Je viens de tomber sur un article qui parle des efforts de certaines auto-écoles pour s’adapter aux dys.
Je trouve ça assez génial parce que passer mon permis a été un des trucs les plus difficiles de ma vie. Ma mère y tenait (elle avait raison, dans l’absolu), et je n’aime pas l’échec donc je me suis acharnée. C’est pareil pour tout, je finis toujours par réussir mais parfois c’est rude…
L’article parle essentiellement de problèmes de langage, et donc du code.
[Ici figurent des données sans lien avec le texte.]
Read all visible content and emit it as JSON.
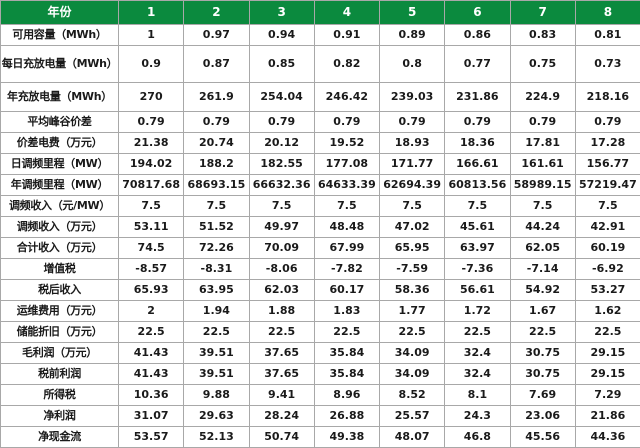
{
  "header": [
    "年份",
    "1",
    "2",
    "3",
    "4",
    "5",
    "6",
    "7",
    "8"
  ],
  "rows": [
    {
      "label": "可用容量（MWh）",
      "values": [
        "1",
        "0.97",
        "0.94",
        "0.91",
        "0.89",
        "0.86",
        "0.83",
        "0.81"
      ]
    },
    {
      "label": "每日充放电量（MWh）",
      "values": [
        "0.9",
        "0.87",
        "0.85",
        "0.82",
        "0.8",
        "0.77",
        "0.75",
        "0.73"
      ]
    },
    {
      "label": "年充放电量（MWh）",
      "values": [
        "270",
        "261.9",
        "254.04",
        "246.42",
        "239.03",
        "231.86",
        "224.9",
        "218.16"
      ]
    },
    {
      "label": "平均峰谷价差",
      "values": [
        "0.79",
        "0.79",
        "0.79",
        "0.79",
        "0.79",
        "0.79",
        "0.79",
        "0.79"
      ]
    },
    {
      "label": "价差电费（万元）",
      "values": [
        "21.38",
        "20.74",
        "20.12",
        "19.52",
        "18.93",
        "18.36",
        "17.81",
        "17.28"
      ]
    },
    {
      "label": "日调频里程（MW）",
      "values": [
        "194.02",
        "188.2",
        "182.55",
        "177.08",
        "171.77",
        "166.61",
        "161.61",
        "156.77"
      ]
    },
    {
      "label": "年调频里程（MW）",
      "values": [
        "70817.68",
        "68693.15",
        "66632.36",
        "64633.39",
        "62694.39",
        "60813.56",
        "58989.15",
        "57219.47"
      ]
    },
    {
      "label": "调频收入（元/MW）",
      "values": [
        "7.5",
        "7.5",
        "7.5",
        "7.5",
        "7.5",
        "7.5",
        "7.5",
        "7.5"
      ]
    },
    {
      "label": "调频收入（万元）",
      "values": [
        "53.11",
        "51.52",
        "49.97",
        "48.48",
        "47.02",
        "45.61",
        "44.24",
        "42.91"
      ]
    },
    {
      "label": "合计收入（万元）",
      "values": [
        "74.5",
        "72.26",
        "70.09",
        "67.99",
        "65.95",
        "63.97",
        "62.05",
        "60.19"
      ]
    },
    {
      "label": "增值税",
      "values": [
        "-8.57",
        "-8.31",
        "-8.06",
        "-7.82",
        "-7.59",
        "-7.36",
        "-7.14",
        "-6.92"
      ]
    },
    {
      "label": "税后收入",
      "values": [
        "65.93",
        "63.95",
        "62.03",
        "60.17",
        "58.36",
        "56.61",
        "54.92",
        "53.27"
      ]
    },
    {
      "label": "运维费用（万元）",
      "values": [
        "2",
        "1.94",
        "1.88",
        "1.83",
        "1.77",
        "1.72",
        "1.67",
        "1.62"
      ]
    },
    {
      "label": "储能折旧（万元）",
      "values": [
        "22.5",
        "22.5",
        "22.5",
        "22.5",
        "22.5",
        "22.5",
        "22.5",
        "22.5"
      ]
    },
    {
      "label": "毛利润（万元）",
      "values": [
        "41.43",
        "39.51",
        "37.65",
        "35.84",
        "34.09",
        "32.4",
        "30.75",
        "29.15"
      ]
    },
    {
      "label": "税前利润",
      "values": [
        "41.43",
        "39.51",
        "37.65",
        "35.84",
        "34.09",
        "32.4",
        "30.75",
        "29.15"
      ]
    },
    {
      "label": "所得税",
      "values": [
        "10.36",
        "9.88",
        "9.41",
        "8.96",
        "8.52",
        "8.1",
        "7.69",
        "7.29"
      ]
    },
    {
      "label": "净利润",
      "values": [
        "31.07",
        "29.63",
        "28.24",
        "26.88",
        "25.57",
        "24.3",
        "23.06",
        "21.86"
      ]
    },
    {
      "label": "净现金流",
      "values": [
        "53.57",
        "52.13",
        "50.74",
        "49.38",
        "48.07",
        "46.8",
        "45.56",
        "44.36"
      ]
    }
  ]
}
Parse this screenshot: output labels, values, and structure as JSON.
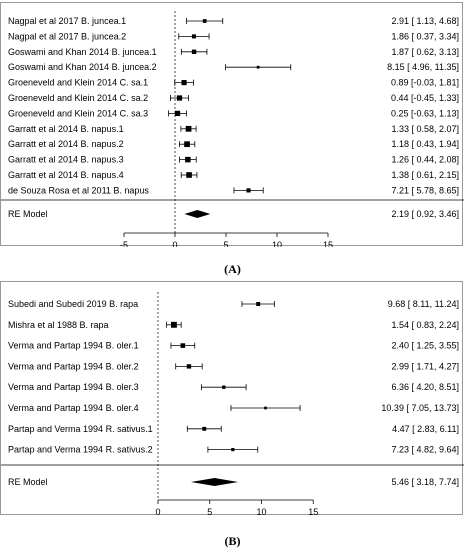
{
  "chart_data": [
    {
      "type": "forest",
      "panel_caption": "(A)",
      "x_ticks": [
        -5,
        0,
        5,
        10,
        15
      ],
      "xlim": [
        -5,
        15
      ],
      "null_line": 0,
      "studies": [
        {
          "label": "Nagpal et al 2017 B. juncea.1",
          "estimate": 2.91,
          "lower": 1.13,
          "upper": 4.68,
          "ci_text": "2.91 [ 1.13,  4.68]"
        },
        {
          "label": "Nagpal et al 2017 B. juncea.2",
          "estimate": 1.86,
          "lower": 0.37,
          "upper": 3.34,
          "ci_text": "1.86 [ 0.37,  3.34]"
        },
        {
          "label": "Goswami and Khan 2014 B. juncea.1",
          "estimate": 1.87,
          "lower": 0.62,
          "upper": 3.13,
          "ci_text": "1.87 [ 0.62,  3.13]"
        },
        {
          "label": "Goswami and Khan 2014 B. juncea.2",
          "estimate": 8.15,
          "lower": 4.96,
          "upper": 11.35,
          "ci_text": "8.15 [ 4.96, 11.35]"
        },
        {
          "label": "Groeneveld and Klein 2014 C. sa.1",
          "estimate": 0.89,
          "lower": -0.03,
          "upper": 1.81,
          "ci_text": "0.89 [-0.03,  1.81]"
        },
        {
          "label": "Groeneveld and Klein 2014 C. sa.2",
          "estimate": 0.44,
          "lower": -0.45,
          "upper": 1.33,
          "ci_text": "0.44 [-0.45,  1.33]"
        },
        {
          "label": "Groeneveld and Klein 2014 C. sa.3",
          "estimate": 0.25,
          "lower": -0.63,
          "upper": 1.13,
          "ci_text": "0.25 [-0.63,  1.13]"
        },
        {
          "label": "Garratt et al 2014 B. napus.1",
          "estimate": 1.33,
          "lower": 0.58,
          "upper": 2.07,
          "ci_text": "1.33 [ 0.58,  2.07]"
        },
        {
          "label": "Garratt et al 2014 B. napus.2",
          "estimate": 1.18,
          "lower": 0.43,
          "upper": 1.94,
          "ci_text": "1.18 [ 0.43,  1.94]"
        },
        {
          "label": "Garratt et al 2014 B. napus.3",
          "estimate": 1.26,
          "lower": 0.44,
          "upper": 2.08,
          "ci_text": "1.26 [ 0.44,  2.08]"
        },
        {
          "label": "Garratt et al 2014 B. napus.4",
          "estimate": 1.38,
          "lower": 0.61,
          "upper": 2.15,
          "ci_text": "1.38 [ 0.61,  2.15]"
        },
        {
          "label": "de Souza Rosa et al 2011 B. napus",
          "estimate": 7.21,
          "lower": 5.78,
          "upper": 8.65,
          "ci_text": "7.21 [ 5.78,  8.65]"
        }
      ],
      "summary": {
        "label": "RE Model",
        "estimate": 2.19,
        "lower": 0.92,
        "upper": 3.46,
        "ci_text": "2.19 [ 0.92,  3.46]"
      }
    },
    {
      "type": "forest",
      "panel_caption": "(B)",
      "x_ticks": [
        0,
        5,
        10,
        15
      ],
      "xlim": [
        0,
        15
      ],
      "null_line": 0,
      "studies": [
        {
          "label": "Subedi and Subedi 2019 B. rapa",
          "estimate": 9.68,
          "lower": 8.11,
          "upper": 11.24,
          "ci_text": "9.68 [ 8.11, 11.24]"
        },
        {
          "label": "Mishra et al 1988 B. rapa",
          "estimate": 1.54,
          "lower": 0.83,
          "upper": 2.24,
          "ci_text": "1.54 [ 0.83,  2.24]"
        },
        {
          "label": "Verma and Partap 1994 B. oler.1",
          "estimate": 2.4,
          "lower": 1.25,
          "upper": 3.55,
          "ci_text": "2.40 [ 1.25,  3.55]"
        },
        {
          "label": "Verma and Partap 1994 B. oler.2",
          "estimate": 2.99,
          "lower": 1.71,
          "upper": 4.27,
          "ci_text": "2.99 [ 1.71,  4.27]"
        },
        {
          "label": "Verma and Partap 1994 B. oler.3",
          "estimate": 6.36,
          "lower": 4.2,
          "upper": 8.51,
          "ci_text": "6.36 [ 4.20,  8.51]"
        },
        {
          "label": "Verma and Partap 1994 B. oler.4",
          "estimate": 10.39,
          "lower": 7.05,
          "upper": 13.73,
          "ci_text": "10.39 [ 7.05, 13.73]"
        },
        {
          "label": "Partap and Verma 1994 R. sativus.1",
          "estimate": 4.47,
          "lower": 2.83,
          "upper": 6.11,
          "ci_text": "4.47 [ 2.83,  6.11]"
        },
        {
          "label": "Partap and Verma 1994 R. sativus.2",
          "estimate": 7.23,
          "lower": 4.82,
          "upper": 9.64,
          "ci_text": "7.23 [ 4.82,  9.64]"
        }
      ],
      "summary": {
        "label": "RE Model",
        "estimate": 5.46,
        "lower": 3.18,
        "upper": 7.74,
        "ci_text": "5.46 [ 3.18,  7.74]"
      }
    }
  ]
}
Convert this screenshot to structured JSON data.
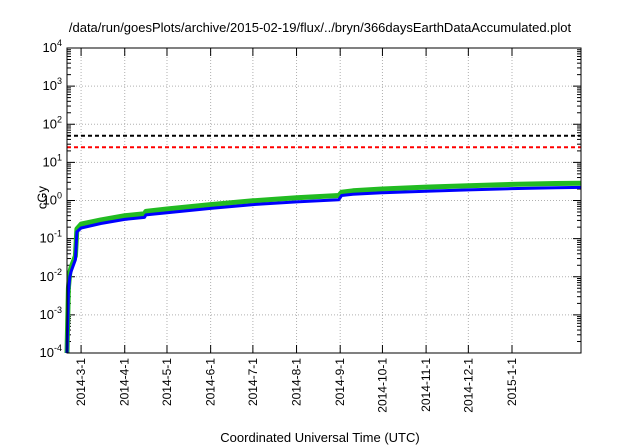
{
  "chart_data": {
    "type": "line",
    "title": "/data/run/goesPlots/archive/2015-02-19/flux/../bryn/366daysEarthDataAccumulated.plot",
    "xlabel": "Coordinated Universal Time (UTC)",
    "ylabel": "cGy",
    "yscale": "log",
    "ylim": [
      0.0001,
      10000
    ],
    "xlim": [
      "2014-02-19",
      "2015-02-19"
    ],
    "y_ticks": [
      {
        "value": 0.0001,
        "base": "10",
        "exp": "-4"
      },
      {
        "value": 0.001,
        "base": "10",
        "exp": "-3"
      },
      {
        "value": 0.01,
        "base": "10",
        "exp": "-2"
      },
      {
        "value": 0.1,
        "base": "10",
        "exp": "-1"
      },
      {
        "value": 1,
        "base": "10",
        "exp": "0"
      },
      {
        "value": 10,
        "base": "10",
        "exp": "1"
      },
      {
        "value": 100,
        "base": "10",
        "exp": "2"
      },
      {
        "value": 1000,
        "base": "10",
        "exp": "3"
      },
      {
        "value": 10000,
        "base": "10",
        "exp": "4"
      }
    ],
    "x_ticks": [
      {
        "date": "2014-03-01",
        "label": "2014-3-1"
      },
      {
        "date": "2014-04-01",
        "label": "2014-4-1"
      },
      {
        "date": "2014-05-01",
        "label": "2014-5-1"
      },
      {
        "date": "2014-06-01",
        "label": "2014-6-1"
      },
      {
        "date": "2014-07-01",
        "label": "2014-7-1"
      },
      {
        "date": "2014-08-01",
        "label": "2014-8-1"
      },
      {
        "date": "2014-09-01",
        "label": "2014-9-1"
      },
      {
        "date": "2014-10-01",
        "label": "2014-10-1"
      },
      {
        "date": "2014-11-01",
        "label": "2014-11-1"
      },
      {
        "date": "2014-12-01",
        "label": "2014-12-1"
      },
      {
        "date": "2015-01-01",
        "label": "2015-1-1"
      }
    ],
    "grid": true,
    "thresholds": [
      {
        "value": 50,
        "color": "#000000",
        "dash": true
      },
      {
        "value": 25,
        "color": "#ff0000",
        "dash": true
      }
    ],
    "series": [
      {
        "color": "#22bb22",
        "x": [
          "2014-02-19",
          "2014-02-20",
          "2014-02-21",
          "2014-02-22",
          "2014-02-25",
          "2014-02-26",
          "2014-03-01",
          "2014-03-15",
          "2014-04-01",
          "2014-04-15",
          "2014-04-16",
          "2014-05-01",
          "2014-06-01",
          "2014-07-01",
          "2014-08-01",
          "2014-08-31",
          "2014-09-02",
          "2014-09-10",
          "2014-10-01",
          "2014-11-01",
          "2014-12-01",
          "2015-01-01",
          "2015-02-01",
          "2015-02-19"
        ],
        "y": [
          0.0001,
          0.005,
          0.013,
          0.018,
          0.035,
          0.18,
          0.24,
          0.31,
          0.4,
          0.45,
          0.52,
          0.6,
          0.78,
          0.98,
          1.18,
          1.35,
          1.65,
          1.8,
          2.0,
          2.25,
          2.45,
          2.65,
          2.8,
          2.85
        ]
      },
      {
        "color": "#0000ff",
        "x": [
          "2014-02-19",
          "2014-02-20",
          "2014-02-21",
          "2014-02-22",
          "2014-02-25",
          "2014-02-26",
          "2014-03-01",
          "2014-03-15",
          "2014-04-01",
          "2014-04-15",
          "2014-04-16",
          "2014-05-01",
          "2014-06-01",
          "2014-07-01",
          "2014-08-01",
          "2014-08-31",
          "2014-09-02",
          "2014-09-10",
          "2014-10-01",
          "2014-11-01",
          "2014-12-01",
          "2015-01-01",
          "2015-02-01",
          "2015-02-19"
        ],
        "y": [
          0.0001,
          0.004,
          0.01,
          0.014,
          0.028,
          0.15,
          0.19,
          0.25,
          0.32,
          0.36,
          0.42,
          0.48,
          0.62,
          0.78,
          0.92,
          1.05,
          1.35,
          1.45,
          1.6,
          1.75,
          1.9,
          2.05,
          2.15,
          2.2
        ]
      }
    ]
  }
}
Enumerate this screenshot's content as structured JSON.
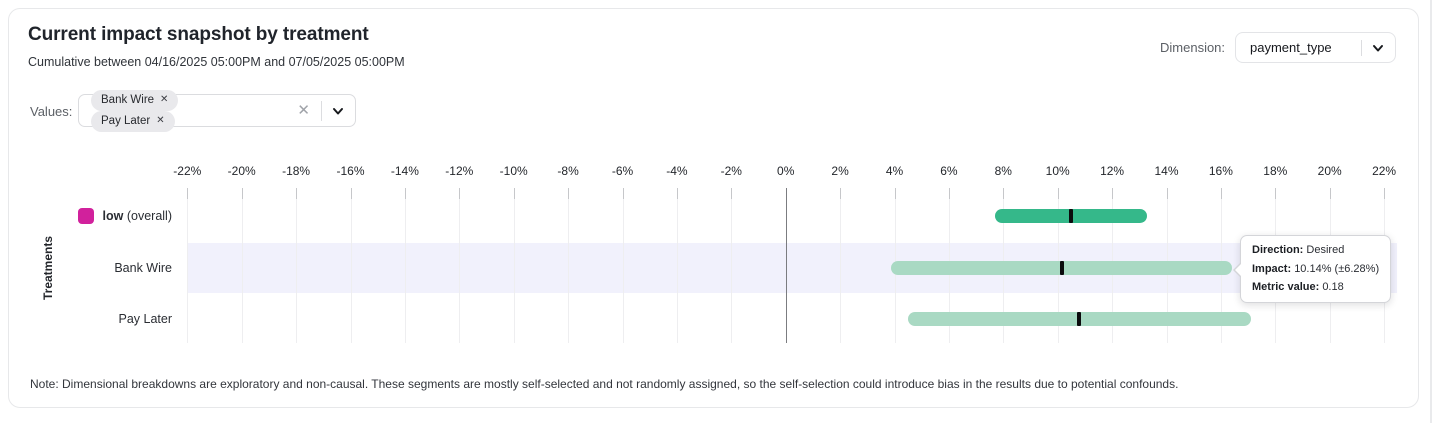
{
  "card": {
    "title": "Current impact snapshot by treatment",
    "subtitle": "Cumulative between 04/16/2025 05:00PM and 07/05/2025 05:00PM",
    "note": "Note: Dimensional breakdowns are exploratory and non-causal. These segments are mostly self-selected and not randomly assigned, so the self-selection could introduce bias in the results due to potential confounds."
  },
  "dimension": {
    "label": "Dimension:",
    "selected": "payment_type"
  },
  "values_filter": {
    "label": "Values:",
    "chips": [
      {
        "label": "Bank Wire"
      },
      {
        "label": "Pay Later"
      }
    ]
  },
  "icons": {
    "chip_remove_icon": "✕",
    "clear_all_icon": "✕"
  },
  "tooltip": {
    "rows": [
      {
        "label": "Direction:",
        "value": "Desired"
      },
      {
        "label": "Impact:",
        "value": "10.14% (±6.28%)"
      },
      {
        "label": "Metric value:",
        "value": "0.18"
      }
    ]
  },
  "chart_data": {
    "type": "bar",
    "orientation": "horizontal",
    "value_type": "confidence_interval",
    "ylabel": "Treatments",
    "xlabel": "",
    "x_axis": {
      "min": -22,
      "max": 22,
      "step": 2,
      "suffix": "%"
    },
    "grid": true,
    "marker_color": "#0b0b0d",
    "highlight_band_color": "#f1f1fc",
    "rows": [
      {
        "name": "low (overall)",
        "label_bold": "low",
        "label_rest": "(overall)",
        "legend_color": "#d1219c",
        "bar_color": "#35b88a",
        "low_pct": 7.7,
        "center_pct": 10.5,
        "high_pct": 13.3,
        "highlighted": false
      },
      {
        "name": "Bank Wire",
        "label": "Bank Wire",
        "bar_color": "#a9d9c3",
        "low_pct": 3.86,
        "center_pct": 10.14,
        "high_pct": 16.42,
        "highlighted": true
      },
      {
        "name": "Pay Later",
        "label": "Pay Later",
        "bar_color": "#a9d9c3",
        "low_pct": 4.5,
        "center_pct": 10.8,
        "high_pct": 17.1,
        "highlighted": false
      }
    ]
  }
}
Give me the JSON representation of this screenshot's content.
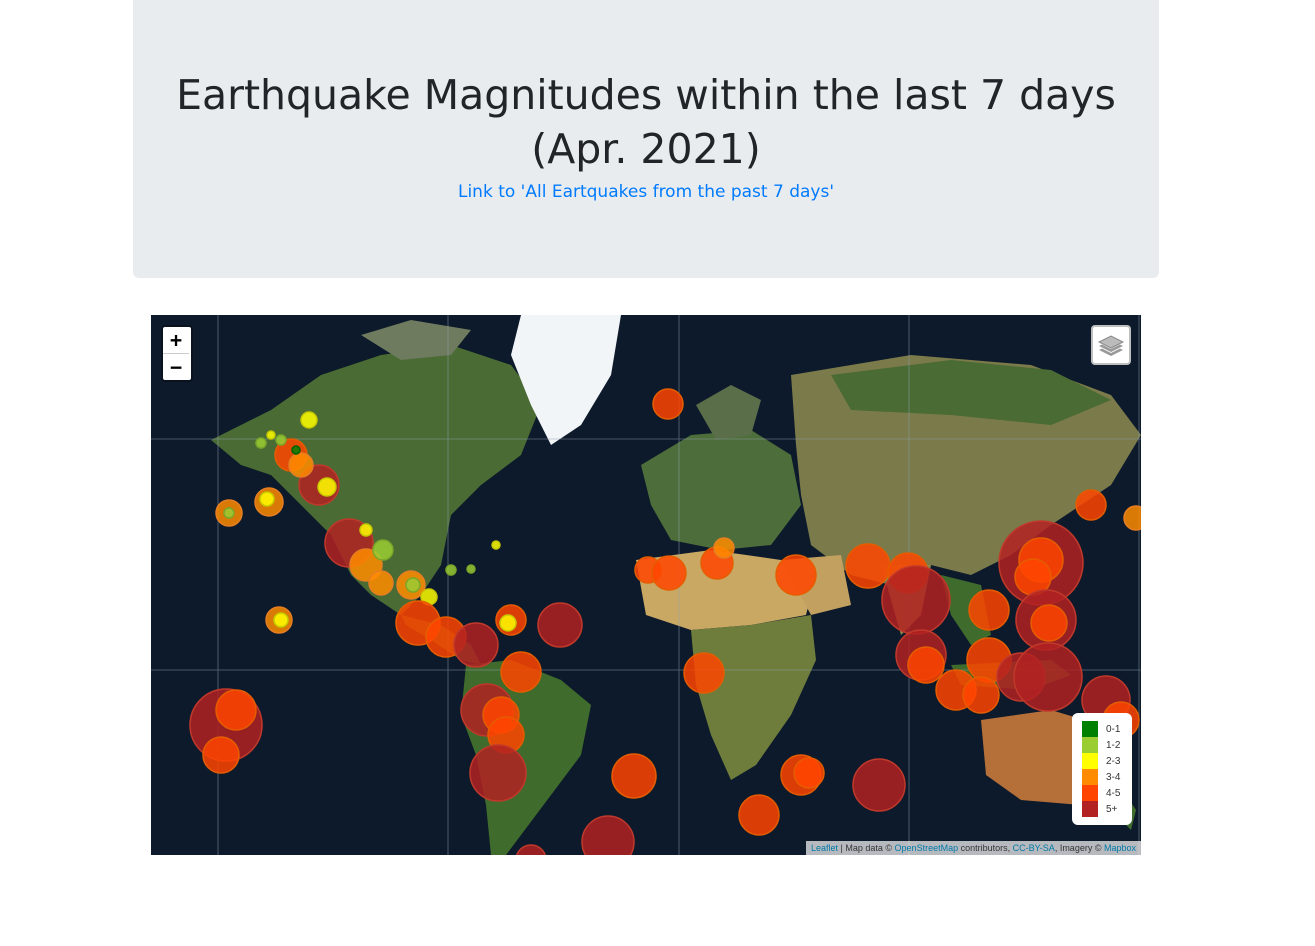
{
  "header": {
    "title": "Earthquake Magnitudes within the last 7 days (Apr. 2021)",
    "link_text": "Link to 'All Eartquakes from the past 7 days'"
  },
  "map": {
    "zoom_in": "+",
    "zoom_out": "−",
    "layers_icon": "layers-icon",
    "ocean_color": "#0d1a2b",
    "land_color": "#3f6b2c",
    "desert_color": "#c9a864",
    "ice_color": "#f2f5f7"
  },
  "legend": {
    "items": [
      {
        "label": "0-1",
        "color": "#008000"
      },
      {
        "label": "1-2",
        "color": "#9acd32"
      },
      {
        "label": "2-3",
        "color": "#ffff00"
      },
      {
        "label": "3-4",
        "color": "#ff8c00"
      },
      {
        "label": "4-5",
        "color": "#ff4500"
      },
      {
        "label": "5+",
        "color": "#b22222"
      }
    ]
  },
  "attribution": {
    "leaflet": "Leaflet",
    "sep": " | Map data © ",
    "osm": "OpenStreetMap",
    "contrib": " contributors, ",
    "license": "CC-BY-SA",
    "imagery": ", Imagery © ",
    "mapbox": "Mapbox"
  }
}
Mon problème à moi, ça n’a pas été le code, que j’ai eu du premier coup sans aucune faute, c’est après. J’ai fini par avoir mon permis (merci maman) mais jamais tu montes en voiture avec moi si tu tiens à ta vie, ou même si tu veux seulement arriver à l’heure quelque part. Mon problème, ce n’est pas le langage, c’est la coordination, l’automatisation, la transmission de l’info de mon cerveau à mon corps. En gros (je schématise grave), si je dois tourner à droite, le temps que mon cerveau se souvienne où est la droite puis que mon corps comprenne l’info, on a quitté la ville. Et je ne parle même pas d’actionner le clignotant tout en freinant tout en regardant dans le rétro tout en surveillant mon angle mort… Argh!